Reward, not threaten: this is more of a top parenting tip, but can apply to cleaning and organizing as well. Let your kid know that they can play, read a book, go to a friend's, whatever they were begging to do before you made them stop and clean up, after they're done with the task you want them to do.
I have found that just changing my wording can get a much better response! Instead of "No, you can't do____ until you clean up this mess!", try, "Yes, you can, as soon as this is picked up" or at the very least (if it's still going to be a no), "We can talk about it as soon as you're done". Sometimes just the word "No" will close down all communication and you're left with anger and a kid choosing to no longer listen to you.
My teen foster daughter lived in a pile of clothing and I don't know what all! You could never see the floor, she would step on things and ruin and break things. Until she lived with me and had another thing coming! Yes it took a while, but she finally got the idea that if she wanted to go anywhere, her room had better be clean. Eventually I didn't even have to ask.

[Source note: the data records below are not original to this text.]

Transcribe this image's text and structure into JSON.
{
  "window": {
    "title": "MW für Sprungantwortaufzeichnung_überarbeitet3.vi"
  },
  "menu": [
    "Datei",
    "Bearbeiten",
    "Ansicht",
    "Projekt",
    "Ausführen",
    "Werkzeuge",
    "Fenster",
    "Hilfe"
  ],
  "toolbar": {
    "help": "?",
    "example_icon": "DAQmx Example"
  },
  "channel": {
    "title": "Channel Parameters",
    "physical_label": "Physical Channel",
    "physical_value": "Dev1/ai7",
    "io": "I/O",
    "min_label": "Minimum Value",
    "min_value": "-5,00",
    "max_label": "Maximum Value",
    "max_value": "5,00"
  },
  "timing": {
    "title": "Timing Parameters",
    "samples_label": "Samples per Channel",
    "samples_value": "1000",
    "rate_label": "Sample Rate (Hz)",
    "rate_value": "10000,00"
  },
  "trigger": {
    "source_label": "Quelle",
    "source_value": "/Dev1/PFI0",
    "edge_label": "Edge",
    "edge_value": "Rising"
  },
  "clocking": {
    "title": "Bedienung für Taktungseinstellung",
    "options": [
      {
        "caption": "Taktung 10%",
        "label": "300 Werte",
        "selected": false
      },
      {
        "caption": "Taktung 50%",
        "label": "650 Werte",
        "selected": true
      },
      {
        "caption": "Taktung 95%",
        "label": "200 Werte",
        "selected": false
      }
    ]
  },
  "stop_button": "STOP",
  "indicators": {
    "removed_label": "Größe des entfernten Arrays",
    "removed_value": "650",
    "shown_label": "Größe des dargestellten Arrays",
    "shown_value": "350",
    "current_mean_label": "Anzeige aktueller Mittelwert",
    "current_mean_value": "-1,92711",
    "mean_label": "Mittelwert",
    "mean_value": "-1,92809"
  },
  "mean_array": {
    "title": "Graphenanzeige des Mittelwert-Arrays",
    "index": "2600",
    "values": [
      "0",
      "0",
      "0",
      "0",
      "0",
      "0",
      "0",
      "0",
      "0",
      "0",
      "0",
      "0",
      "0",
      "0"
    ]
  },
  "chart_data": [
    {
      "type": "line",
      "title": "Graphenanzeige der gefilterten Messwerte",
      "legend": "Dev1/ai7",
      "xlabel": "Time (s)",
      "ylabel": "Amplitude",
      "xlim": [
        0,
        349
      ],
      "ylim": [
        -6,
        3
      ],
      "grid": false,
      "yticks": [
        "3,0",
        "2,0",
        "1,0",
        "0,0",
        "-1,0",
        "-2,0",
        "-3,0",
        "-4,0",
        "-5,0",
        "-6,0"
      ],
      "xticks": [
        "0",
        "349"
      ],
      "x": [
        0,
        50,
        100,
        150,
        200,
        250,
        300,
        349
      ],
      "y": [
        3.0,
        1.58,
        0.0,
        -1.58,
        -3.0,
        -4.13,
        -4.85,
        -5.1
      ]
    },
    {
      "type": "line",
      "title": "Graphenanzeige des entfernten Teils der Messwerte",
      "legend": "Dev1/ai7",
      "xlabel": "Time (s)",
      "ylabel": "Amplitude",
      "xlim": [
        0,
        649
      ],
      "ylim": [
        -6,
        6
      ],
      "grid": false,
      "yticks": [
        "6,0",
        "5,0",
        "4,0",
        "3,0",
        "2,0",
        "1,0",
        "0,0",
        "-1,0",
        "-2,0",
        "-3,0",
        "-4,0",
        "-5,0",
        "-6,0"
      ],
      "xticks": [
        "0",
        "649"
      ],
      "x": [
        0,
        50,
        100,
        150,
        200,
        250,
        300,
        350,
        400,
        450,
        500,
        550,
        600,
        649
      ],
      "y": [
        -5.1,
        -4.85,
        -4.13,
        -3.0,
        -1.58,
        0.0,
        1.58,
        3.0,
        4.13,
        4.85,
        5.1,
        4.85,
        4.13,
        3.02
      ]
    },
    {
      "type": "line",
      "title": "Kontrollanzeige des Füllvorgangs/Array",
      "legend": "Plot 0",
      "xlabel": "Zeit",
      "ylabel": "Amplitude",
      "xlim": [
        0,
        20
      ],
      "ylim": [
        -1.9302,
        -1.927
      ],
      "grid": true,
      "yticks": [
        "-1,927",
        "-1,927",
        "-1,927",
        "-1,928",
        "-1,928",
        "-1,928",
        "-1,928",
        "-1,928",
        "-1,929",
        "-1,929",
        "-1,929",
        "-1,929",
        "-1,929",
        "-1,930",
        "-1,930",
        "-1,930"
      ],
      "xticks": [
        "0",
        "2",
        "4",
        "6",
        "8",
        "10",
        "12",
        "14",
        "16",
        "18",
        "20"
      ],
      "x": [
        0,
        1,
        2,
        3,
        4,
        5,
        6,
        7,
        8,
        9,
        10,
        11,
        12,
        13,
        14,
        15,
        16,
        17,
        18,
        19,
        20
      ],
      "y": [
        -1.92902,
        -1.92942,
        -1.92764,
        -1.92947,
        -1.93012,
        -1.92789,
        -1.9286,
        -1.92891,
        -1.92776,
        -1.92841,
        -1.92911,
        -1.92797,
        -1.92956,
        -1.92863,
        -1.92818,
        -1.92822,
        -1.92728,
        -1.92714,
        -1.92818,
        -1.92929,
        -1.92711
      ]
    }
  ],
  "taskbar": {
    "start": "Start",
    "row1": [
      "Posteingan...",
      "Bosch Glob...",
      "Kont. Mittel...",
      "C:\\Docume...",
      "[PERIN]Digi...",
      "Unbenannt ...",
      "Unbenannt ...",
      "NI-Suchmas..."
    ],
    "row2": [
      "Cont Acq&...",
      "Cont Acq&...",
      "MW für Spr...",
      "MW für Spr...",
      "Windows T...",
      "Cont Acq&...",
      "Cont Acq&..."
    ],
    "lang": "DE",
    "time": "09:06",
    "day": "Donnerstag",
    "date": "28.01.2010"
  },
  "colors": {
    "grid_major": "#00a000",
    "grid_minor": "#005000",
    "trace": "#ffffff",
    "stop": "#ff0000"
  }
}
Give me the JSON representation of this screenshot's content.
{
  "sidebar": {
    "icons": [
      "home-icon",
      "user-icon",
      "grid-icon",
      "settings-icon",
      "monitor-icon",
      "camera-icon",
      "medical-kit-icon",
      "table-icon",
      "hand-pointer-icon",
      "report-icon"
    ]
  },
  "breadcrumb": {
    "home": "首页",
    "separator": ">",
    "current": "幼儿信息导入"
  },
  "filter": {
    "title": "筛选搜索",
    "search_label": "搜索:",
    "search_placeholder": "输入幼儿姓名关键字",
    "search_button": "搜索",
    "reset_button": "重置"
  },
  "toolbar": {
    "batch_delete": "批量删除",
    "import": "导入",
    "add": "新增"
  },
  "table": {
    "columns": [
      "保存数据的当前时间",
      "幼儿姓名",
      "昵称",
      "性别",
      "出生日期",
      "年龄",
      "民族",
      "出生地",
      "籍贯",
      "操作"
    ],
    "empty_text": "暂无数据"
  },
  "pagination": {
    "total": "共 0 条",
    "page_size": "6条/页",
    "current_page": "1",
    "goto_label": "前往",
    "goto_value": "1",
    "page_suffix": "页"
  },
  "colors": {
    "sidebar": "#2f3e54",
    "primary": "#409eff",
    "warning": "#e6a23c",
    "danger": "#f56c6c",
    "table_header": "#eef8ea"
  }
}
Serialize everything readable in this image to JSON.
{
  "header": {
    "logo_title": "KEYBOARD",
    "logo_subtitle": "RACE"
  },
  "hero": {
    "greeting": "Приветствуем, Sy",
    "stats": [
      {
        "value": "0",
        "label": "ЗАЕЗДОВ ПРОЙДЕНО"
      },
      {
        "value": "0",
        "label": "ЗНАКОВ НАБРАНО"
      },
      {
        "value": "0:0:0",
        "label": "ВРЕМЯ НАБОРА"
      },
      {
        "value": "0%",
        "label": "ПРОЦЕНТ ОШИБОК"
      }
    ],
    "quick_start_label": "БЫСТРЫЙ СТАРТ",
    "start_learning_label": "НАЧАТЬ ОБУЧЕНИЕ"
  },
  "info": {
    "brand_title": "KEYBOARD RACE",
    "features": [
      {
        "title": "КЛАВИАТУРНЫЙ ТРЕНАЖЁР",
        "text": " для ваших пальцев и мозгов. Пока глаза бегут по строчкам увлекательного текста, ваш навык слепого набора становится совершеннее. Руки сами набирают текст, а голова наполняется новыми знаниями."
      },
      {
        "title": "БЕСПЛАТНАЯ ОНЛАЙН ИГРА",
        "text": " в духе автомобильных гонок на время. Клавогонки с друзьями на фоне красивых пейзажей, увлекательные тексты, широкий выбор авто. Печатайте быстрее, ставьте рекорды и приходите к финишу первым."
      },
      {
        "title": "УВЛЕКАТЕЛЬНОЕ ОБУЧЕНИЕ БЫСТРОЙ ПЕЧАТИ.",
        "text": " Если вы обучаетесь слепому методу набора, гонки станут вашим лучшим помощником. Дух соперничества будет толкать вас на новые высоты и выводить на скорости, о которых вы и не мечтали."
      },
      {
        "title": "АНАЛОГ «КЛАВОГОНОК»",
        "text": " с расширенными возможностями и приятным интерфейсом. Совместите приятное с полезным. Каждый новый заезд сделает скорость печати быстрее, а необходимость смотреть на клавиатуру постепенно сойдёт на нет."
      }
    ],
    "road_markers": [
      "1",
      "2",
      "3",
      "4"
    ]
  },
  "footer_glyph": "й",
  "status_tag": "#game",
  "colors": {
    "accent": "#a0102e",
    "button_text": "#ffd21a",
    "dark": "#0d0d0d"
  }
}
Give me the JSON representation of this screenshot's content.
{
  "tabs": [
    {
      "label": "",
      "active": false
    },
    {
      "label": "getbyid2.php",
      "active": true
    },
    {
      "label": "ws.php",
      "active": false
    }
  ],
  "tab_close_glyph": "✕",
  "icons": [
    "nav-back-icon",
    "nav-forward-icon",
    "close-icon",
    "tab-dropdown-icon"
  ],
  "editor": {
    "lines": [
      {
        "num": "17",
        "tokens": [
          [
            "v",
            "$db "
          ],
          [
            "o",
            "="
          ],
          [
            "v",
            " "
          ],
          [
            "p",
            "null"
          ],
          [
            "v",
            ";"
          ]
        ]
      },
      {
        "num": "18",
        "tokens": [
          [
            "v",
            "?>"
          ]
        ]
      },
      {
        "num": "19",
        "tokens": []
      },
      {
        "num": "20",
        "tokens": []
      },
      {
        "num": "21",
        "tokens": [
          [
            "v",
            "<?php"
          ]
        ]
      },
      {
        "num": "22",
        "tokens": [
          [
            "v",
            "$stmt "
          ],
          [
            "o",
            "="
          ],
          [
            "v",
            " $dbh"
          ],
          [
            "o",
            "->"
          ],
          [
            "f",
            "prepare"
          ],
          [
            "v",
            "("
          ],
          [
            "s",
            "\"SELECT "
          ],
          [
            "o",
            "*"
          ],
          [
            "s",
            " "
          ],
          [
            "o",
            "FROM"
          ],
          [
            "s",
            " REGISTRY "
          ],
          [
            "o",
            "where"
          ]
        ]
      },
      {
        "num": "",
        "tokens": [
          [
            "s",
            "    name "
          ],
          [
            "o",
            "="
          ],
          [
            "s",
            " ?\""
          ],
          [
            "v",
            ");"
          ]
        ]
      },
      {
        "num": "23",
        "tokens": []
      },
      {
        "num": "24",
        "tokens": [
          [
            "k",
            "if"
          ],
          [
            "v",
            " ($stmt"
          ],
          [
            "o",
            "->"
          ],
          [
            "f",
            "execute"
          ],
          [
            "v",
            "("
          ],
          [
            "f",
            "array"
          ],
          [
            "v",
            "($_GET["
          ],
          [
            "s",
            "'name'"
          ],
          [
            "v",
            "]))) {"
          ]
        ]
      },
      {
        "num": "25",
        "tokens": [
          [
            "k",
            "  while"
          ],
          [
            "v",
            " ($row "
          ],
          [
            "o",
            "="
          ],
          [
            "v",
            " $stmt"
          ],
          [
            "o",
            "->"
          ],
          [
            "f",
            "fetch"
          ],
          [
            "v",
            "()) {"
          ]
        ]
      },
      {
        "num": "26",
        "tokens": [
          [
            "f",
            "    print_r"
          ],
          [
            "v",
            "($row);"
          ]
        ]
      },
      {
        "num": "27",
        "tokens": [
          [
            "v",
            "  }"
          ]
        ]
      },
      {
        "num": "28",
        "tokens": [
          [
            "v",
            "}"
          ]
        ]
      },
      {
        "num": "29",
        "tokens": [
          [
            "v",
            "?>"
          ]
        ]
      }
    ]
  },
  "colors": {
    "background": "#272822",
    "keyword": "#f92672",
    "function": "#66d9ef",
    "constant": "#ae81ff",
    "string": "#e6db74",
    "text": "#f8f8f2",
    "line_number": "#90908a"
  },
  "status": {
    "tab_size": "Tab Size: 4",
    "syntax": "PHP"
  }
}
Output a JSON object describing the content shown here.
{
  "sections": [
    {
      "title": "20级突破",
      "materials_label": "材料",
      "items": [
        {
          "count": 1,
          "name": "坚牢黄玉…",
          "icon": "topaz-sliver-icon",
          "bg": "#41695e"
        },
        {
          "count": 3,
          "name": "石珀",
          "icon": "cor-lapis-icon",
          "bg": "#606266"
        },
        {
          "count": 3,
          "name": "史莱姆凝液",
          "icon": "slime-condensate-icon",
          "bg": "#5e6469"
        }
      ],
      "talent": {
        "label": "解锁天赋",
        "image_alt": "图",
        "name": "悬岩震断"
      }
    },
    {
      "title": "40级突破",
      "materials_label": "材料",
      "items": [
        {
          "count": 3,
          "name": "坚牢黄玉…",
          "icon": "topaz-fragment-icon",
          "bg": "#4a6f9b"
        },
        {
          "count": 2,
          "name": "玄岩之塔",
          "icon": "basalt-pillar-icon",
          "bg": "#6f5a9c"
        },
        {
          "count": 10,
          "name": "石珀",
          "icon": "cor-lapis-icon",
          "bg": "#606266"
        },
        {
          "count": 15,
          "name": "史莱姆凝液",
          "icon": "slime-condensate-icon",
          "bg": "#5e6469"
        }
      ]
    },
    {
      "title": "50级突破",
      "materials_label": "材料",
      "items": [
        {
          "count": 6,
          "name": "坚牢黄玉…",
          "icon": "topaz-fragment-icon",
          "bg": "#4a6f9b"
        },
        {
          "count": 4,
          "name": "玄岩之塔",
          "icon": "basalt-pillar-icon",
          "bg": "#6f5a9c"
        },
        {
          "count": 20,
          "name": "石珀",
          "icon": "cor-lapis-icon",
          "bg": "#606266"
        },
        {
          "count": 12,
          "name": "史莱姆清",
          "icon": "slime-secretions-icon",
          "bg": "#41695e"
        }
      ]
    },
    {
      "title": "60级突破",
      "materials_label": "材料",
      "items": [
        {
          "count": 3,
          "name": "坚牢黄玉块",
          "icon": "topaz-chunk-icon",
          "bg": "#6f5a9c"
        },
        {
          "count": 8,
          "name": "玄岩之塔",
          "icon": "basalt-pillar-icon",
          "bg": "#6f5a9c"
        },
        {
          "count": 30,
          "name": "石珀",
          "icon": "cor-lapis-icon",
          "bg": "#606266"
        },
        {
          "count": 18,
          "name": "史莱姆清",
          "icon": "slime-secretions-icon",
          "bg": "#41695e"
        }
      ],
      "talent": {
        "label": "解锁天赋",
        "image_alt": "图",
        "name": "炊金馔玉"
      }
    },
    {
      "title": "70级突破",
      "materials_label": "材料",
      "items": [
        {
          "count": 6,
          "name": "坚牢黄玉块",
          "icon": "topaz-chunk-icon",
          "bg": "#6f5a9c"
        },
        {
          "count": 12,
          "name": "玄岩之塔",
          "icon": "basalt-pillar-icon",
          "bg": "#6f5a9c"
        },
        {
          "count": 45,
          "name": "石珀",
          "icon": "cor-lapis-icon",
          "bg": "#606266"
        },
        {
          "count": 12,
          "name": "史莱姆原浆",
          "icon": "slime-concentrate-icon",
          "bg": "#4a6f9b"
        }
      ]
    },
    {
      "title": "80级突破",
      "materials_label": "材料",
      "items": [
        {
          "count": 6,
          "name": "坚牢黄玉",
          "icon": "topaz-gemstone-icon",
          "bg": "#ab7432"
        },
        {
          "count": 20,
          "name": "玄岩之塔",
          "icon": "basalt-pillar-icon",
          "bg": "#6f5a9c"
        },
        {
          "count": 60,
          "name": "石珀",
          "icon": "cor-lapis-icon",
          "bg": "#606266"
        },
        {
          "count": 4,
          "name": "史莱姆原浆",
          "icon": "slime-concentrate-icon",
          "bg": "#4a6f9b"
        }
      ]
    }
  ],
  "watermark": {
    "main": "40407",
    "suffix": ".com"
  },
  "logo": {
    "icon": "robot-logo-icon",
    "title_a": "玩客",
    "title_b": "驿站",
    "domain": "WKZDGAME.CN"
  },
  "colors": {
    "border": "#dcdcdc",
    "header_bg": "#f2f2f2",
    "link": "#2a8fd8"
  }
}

It's not easy, but if it's a routine from early on, it makes a big difference! It also teaches respect of one's things (a reflection of self-respect) and respect of other people's things. I would never let her borrow from me at first because I knew my things would be lost or broken. Later, I knew she would take care of them.
Hope this was helpful to someone. Please share your tips with me! I'd love to know what works for you!